1: Klagen gegen Maßnahmen zur Bereitstellung von sauberem Wasser zum Händewaschen
2: Klagen gegen Maßnahmen zur Stützung des Gesundheitssystems
3: Klagen gegen Schritte in Richtung erschwinglicher Medikamente, Tests und Impfstoffe
4: Klagen gegen Maßnahmen zur Eindämmung des Virus
5: Klagen gegen die Deckelung von Mieten oder Energiepreisen
6: Klagen gegen Schuldenerlässe für Haushalte und Unternehmen
7: Klagen gegen Maßnahmen zur Bekämpfung von Finanzkrisen infolge von Corona
8: Klagen gegen gerechte Steuern zur Finanzierung der Corona-Maßnahmen
9: Klagen gegen soziale Unruhen infolge der Pandemie
10: Das Geschäft für Prozessfinanzierer wird boomen

„Öffentliches Interesse“ nur begrenzt anwendbar

90 Prozent der heute geltenden Investitionsabkommen beinhalten kaum Ausnahmen für Maßnahmen im öffentlichen Interesse.

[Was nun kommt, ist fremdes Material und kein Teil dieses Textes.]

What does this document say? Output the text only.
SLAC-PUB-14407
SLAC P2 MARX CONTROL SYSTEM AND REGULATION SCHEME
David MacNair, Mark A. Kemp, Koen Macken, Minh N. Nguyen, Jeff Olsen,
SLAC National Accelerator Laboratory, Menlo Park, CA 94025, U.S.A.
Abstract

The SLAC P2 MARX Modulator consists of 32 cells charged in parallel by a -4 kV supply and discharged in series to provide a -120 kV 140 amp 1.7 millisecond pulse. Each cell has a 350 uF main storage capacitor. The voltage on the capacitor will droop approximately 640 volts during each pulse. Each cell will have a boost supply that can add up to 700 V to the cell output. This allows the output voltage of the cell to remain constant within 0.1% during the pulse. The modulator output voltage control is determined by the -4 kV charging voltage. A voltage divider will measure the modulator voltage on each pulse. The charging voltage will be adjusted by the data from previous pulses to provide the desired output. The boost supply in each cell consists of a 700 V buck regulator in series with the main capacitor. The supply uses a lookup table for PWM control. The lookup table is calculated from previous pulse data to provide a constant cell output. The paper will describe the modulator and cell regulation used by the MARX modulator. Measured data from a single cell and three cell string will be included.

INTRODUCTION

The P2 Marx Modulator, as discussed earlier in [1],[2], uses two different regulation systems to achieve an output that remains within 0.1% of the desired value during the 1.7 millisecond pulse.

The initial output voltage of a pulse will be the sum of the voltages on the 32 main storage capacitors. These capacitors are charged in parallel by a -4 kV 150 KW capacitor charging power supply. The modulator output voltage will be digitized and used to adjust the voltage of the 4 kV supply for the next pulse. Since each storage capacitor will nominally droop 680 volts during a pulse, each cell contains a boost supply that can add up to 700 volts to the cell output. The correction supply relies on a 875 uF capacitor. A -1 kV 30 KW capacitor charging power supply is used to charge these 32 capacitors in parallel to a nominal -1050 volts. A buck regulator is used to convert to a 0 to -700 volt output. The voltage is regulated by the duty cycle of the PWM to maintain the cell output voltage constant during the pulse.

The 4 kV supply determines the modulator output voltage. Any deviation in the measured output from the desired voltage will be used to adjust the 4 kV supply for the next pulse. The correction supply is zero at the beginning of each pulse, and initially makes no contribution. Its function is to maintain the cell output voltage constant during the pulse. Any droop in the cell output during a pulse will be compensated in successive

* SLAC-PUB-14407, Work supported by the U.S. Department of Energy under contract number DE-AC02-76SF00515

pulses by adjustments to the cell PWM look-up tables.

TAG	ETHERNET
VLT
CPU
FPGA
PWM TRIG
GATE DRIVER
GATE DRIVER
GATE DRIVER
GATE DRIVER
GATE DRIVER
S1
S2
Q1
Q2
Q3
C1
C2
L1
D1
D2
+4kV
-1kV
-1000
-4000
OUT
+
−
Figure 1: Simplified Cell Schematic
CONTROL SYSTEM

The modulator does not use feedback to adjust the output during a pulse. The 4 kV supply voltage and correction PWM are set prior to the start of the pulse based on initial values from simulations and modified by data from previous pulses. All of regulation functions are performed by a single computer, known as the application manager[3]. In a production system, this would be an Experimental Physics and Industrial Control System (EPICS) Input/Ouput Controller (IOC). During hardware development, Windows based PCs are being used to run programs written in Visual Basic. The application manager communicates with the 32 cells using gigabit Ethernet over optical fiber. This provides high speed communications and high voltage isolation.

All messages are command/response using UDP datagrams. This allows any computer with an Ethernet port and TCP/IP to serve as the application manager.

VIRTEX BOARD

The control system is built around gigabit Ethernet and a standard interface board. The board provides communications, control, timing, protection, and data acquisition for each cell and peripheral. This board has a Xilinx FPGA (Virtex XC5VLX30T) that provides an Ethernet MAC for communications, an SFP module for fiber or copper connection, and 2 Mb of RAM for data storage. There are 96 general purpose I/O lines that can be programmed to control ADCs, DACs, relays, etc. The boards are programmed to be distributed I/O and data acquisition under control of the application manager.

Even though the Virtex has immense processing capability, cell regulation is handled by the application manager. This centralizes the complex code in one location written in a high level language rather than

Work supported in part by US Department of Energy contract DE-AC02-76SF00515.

Zudem müssten Staaten nachweisen, dass die von ihnen ergriffenen Maßnahmen die einzige Möglichkeit waren, mit dem durch die Pandemie verursachten Schaden umzugehen, was naturgemäß schwierig ist. Zusätzlich müssten die Staaten nachweisen, dass sie nicht zur Notsituation der Pandemie beigetragen haben – etwas, das gerade Staaten mit unterfinanzierten Gesundheitssystemen vor Probleme stellen könnte, wie Anwaltskanzleien betonen.

Die Zahl der ISDS-Klagen ist in den letzten zehn Jahren in die Höhe geschnellt. Derzeit gibt es 1023  bekannt gewordene Fälle. Auf Basis der verfügbaren Daten wurden Staaten bisher zu insgesamt 102,15 Milliarden US-Dollar an Entschädigungszahlungen an Konzerne verurteilt.